I seem to remember in the 70's some alternative lifestylers using sawdust as a cheap (free) fuel supply.
I got as far as scratching a design for a hollow mold but couldn't get enough information to do anything useful without years of experimentation.
In the days before we could afford charcoal beads, "Hibachi" japanese barbecues were all the go, and were powered by sawdust quietly smouldering away after being doused in metho.
Any other experiences in this regard?
16th Feb 2004, 10:35 PM #14
Well, in another life when I used to own a joinery shop were we made english style reproduction furniture, the guys liked to heat the shop with sawdust heaters.

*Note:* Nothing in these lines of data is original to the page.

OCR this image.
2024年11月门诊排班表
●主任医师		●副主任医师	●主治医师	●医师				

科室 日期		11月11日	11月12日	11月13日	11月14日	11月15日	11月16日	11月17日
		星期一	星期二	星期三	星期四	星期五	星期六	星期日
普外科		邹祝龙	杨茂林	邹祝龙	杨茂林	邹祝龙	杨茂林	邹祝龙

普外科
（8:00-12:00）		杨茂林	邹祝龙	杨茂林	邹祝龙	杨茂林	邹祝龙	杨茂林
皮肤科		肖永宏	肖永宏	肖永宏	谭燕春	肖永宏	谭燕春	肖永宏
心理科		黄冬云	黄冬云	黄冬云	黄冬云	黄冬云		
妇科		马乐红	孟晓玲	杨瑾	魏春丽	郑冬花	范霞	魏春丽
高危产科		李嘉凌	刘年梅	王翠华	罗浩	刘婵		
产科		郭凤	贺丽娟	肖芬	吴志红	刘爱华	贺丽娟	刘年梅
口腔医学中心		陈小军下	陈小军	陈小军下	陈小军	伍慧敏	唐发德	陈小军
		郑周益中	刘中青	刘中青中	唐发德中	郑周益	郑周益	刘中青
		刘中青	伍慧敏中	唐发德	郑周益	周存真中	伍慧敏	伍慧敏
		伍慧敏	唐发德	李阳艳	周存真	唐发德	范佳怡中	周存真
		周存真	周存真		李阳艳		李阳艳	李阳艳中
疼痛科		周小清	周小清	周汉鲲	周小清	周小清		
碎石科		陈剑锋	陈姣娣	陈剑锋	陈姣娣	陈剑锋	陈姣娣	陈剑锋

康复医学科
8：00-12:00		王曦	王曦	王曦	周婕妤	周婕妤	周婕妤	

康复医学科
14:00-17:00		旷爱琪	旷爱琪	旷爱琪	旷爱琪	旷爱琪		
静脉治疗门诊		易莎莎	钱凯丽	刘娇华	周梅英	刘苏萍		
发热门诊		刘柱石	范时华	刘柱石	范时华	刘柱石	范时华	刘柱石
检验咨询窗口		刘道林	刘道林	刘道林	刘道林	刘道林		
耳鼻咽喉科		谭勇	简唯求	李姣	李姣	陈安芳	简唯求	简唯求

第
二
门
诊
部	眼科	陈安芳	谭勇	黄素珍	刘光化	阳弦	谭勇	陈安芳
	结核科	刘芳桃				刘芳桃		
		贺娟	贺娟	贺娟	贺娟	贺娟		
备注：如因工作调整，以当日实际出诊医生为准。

Plese do not try this at home.
a 50 to 100 litre drum is needed or cut a 200 litre in half.
Bang a few half inch holes in the bottom in an aleatory fashion.
Alternatively stand the bin on the side and shoot a 12 gage loaded with buckshots from 50 feet through the bottom.
Stand a 4 inch log in the centre and fill the container with sawdust. Press well to compact it. Take the log from the centre carefully.
Lit the sawdust in the centre with some kero.
Enjoy the heat, inhale the smoke and void your insurance policy.
You must be terminally obtuse to do this, seriously it is not worth the try.
16th Feb 2004, 10:56 PM #15
I worked on an island resort building project once and I was set up in a half finished unit doing joinery work. I was in there for a few months, pretty much left alone because I was keeping ahead of schedule. Got myself pretty well set up in there, workbenches, smoko table and chair, the only problem was the mozzies, they were driving me nuts. I found a 3 litre juice tin and punched a heap of holes in it, filled it with sawdust, shavings and some leaves from the rainforest just for good measure. I had that tin smoking away in that unit every day for weeks on end and it kept the mozzies at bay. Then one day the site safety officer dropped in to say g'day and he went thru the roof. Looking back on it I can see it probably wasn't the wisest thing to do, half finished building, lots of exposed timber framing, no fire alarm or sprinkler systems in place, packs of timber everywhere, a good coating of sawdust on everything and the nearest extinguisher a good 10 minute round trip away. Luckily no fires ensued, I didn't get booted off the job and I'm making up for my past sins by being an officer in my local rural fire brigade.